Harassment by patients

THE idea that practices can be legally liable for the delinquent discriminatory acts of their staff is a difficult one to grasp.

THE IDEA that practices can be legally liable for the delinquent discriminatory acts of their staff is a difficult one to grasp. The thought that medical and dental practices could be liable for acts of harassment by their patients and visitors is an even more scary prospect. But that is a consequence of the 2010 Equality Act, which came into effect on 1 October this year.

So-called ‘third party’ harassment originally arose in legal cases heard over the last few years where staff, subjected to unwelcome attention or discriminatory comments from performers (including Bernard Manning) at events where they were working, pursued claims against their employers for failing to protect them from these harassers. These cases produced a variety of different outcomes for the employers concerned – so the Government decided to clarify employers’ liability in these situations in the Equality Act.
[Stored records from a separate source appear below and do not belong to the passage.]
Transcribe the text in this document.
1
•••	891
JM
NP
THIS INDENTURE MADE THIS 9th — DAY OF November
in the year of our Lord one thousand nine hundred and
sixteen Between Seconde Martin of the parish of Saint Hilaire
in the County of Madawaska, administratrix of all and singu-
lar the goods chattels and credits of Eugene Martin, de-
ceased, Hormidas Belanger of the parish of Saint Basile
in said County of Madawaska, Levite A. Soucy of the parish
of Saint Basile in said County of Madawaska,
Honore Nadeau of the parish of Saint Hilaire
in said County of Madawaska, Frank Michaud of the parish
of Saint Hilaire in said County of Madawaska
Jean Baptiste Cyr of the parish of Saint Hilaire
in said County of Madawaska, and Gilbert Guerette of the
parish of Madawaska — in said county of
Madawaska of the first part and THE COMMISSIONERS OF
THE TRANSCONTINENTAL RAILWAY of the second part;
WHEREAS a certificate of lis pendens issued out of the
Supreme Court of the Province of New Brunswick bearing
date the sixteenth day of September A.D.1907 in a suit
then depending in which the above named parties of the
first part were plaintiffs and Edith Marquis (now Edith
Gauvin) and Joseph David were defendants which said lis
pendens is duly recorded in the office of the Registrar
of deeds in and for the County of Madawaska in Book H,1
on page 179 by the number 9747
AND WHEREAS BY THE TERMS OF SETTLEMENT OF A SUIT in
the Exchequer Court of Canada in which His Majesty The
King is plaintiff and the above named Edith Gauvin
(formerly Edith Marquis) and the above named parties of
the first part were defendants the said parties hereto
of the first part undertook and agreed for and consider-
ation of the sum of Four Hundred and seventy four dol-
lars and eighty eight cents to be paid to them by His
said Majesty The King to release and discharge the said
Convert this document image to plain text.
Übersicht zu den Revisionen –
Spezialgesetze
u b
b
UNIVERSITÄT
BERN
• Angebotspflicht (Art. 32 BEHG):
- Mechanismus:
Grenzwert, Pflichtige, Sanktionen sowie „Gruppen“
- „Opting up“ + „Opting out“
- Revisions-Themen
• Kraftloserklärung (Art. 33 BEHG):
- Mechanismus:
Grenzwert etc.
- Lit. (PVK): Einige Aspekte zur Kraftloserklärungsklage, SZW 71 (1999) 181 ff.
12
The Act now makes it clear that employers will be liable for acts of harassment by third parties when the unwelcome treatment of their staff is related to gender, race, disability, sexual orientation, religion or belief, age or gender reassignment.

Once an employee reports two instances of such harassment (either by the same or two different harassers), the practice will be liable for a third incident if they have failed to take reasonable steps to prevent acts of harassment against the staff member taking place.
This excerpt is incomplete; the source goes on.